As part of the wish-list for the pharmaceutical sector in the upcoming Budget, the consultancy firm has also asked the government to allocate Rs 500 crore each year from the R&D cess accessible by the Technology Development Board to stimulate the biotech sector.

"Make bio-manufacturing the next big opportunity after generics for India. Invest $4-5 billion each year in the next five years to grow the biotech industry to $100 billion by 2025," PwC India leader pharma & life sciences Sujay Shetty said in a statement.

The consultancy firm also proposed to the government to eliminate service tax for the domestic contract research organisations (CRO).

"Service tax for the CRO industry is putting Indian companies at a significant disadvantage over some of our neighbors and competitors. We request elimination or substantial reduction in the service tax, especially for overseas clients paying in foreign currency," Shetty said.

Further, the consultancy firm asked the government to encourage setting up of venture capital funds focused on investments in biotechnology.
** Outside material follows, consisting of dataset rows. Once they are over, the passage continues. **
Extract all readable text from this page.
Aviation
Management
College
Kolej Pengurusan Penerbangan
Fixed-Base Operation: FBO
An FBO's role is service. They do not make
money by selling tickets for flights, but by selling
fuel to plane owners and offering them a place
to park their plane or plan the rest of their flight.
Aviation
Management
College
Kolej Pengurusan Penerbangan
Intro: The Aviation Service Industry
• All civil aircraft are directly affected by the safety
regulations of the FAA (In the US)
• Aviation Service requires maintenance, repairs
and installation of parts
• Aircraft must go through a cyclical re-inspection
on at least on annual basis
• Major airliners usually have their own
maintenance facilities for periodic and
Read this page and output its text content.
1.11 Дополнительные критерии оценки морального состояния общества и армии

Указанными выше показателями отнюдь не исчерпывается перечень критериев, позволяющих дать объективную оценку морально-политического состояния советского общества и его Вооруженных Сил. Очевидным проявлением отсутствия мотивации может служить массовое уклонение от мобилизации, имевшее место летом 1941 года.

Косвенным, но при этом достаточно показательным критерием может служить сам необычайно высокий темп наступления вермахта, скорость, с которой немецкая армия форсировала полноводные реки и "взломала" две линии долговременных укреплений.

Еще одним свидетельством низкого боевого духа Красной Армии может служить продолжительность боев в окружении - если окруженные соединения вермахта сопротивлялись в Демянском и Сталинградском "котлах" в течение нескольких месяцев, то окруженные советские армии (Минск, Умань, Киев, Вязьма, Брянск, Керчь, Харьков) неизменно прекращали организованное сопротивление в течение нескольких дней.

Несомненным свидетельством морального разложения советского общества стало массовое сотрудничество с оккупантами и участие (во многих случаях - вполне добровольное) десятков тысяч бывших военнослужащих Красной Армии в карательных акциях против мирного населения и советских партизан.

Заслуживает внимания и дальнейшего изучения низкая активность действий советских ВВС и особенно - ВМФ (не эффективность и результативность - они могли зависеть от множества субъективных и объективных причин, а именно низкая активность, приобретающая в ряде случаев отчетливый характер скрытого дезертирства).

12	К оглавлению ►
"...All contributions by Indian corporate including pharma companies to SEBI registered biotechnology funds should be eligible for the weighted average tax deduction," Shetty said.

The consultancy firm also proposed to the government to give a tax holiday for a period of ten year for indigenously developed biopharma drugs.

Further, companies must be encouraged to start their manufacturing operations in India, it added.

"The current duty and tax structure acts as a deterrent for local manufacturing as customs duty on complete system is lower than the components for manufacturing and in addition the buyers have to spend additional central excise duty and sales tax on locally manufactured goods making it prohibitively expensive compared to imports," Shetty said.

The consultancy firm also asked the government to give 100 per cent exemption of excise/customs duty on all life saving medicines including anti-cancer and anti-AIDS drugs.

It further proposed to the government to hike FDI in health insurance companies to 49 per cent.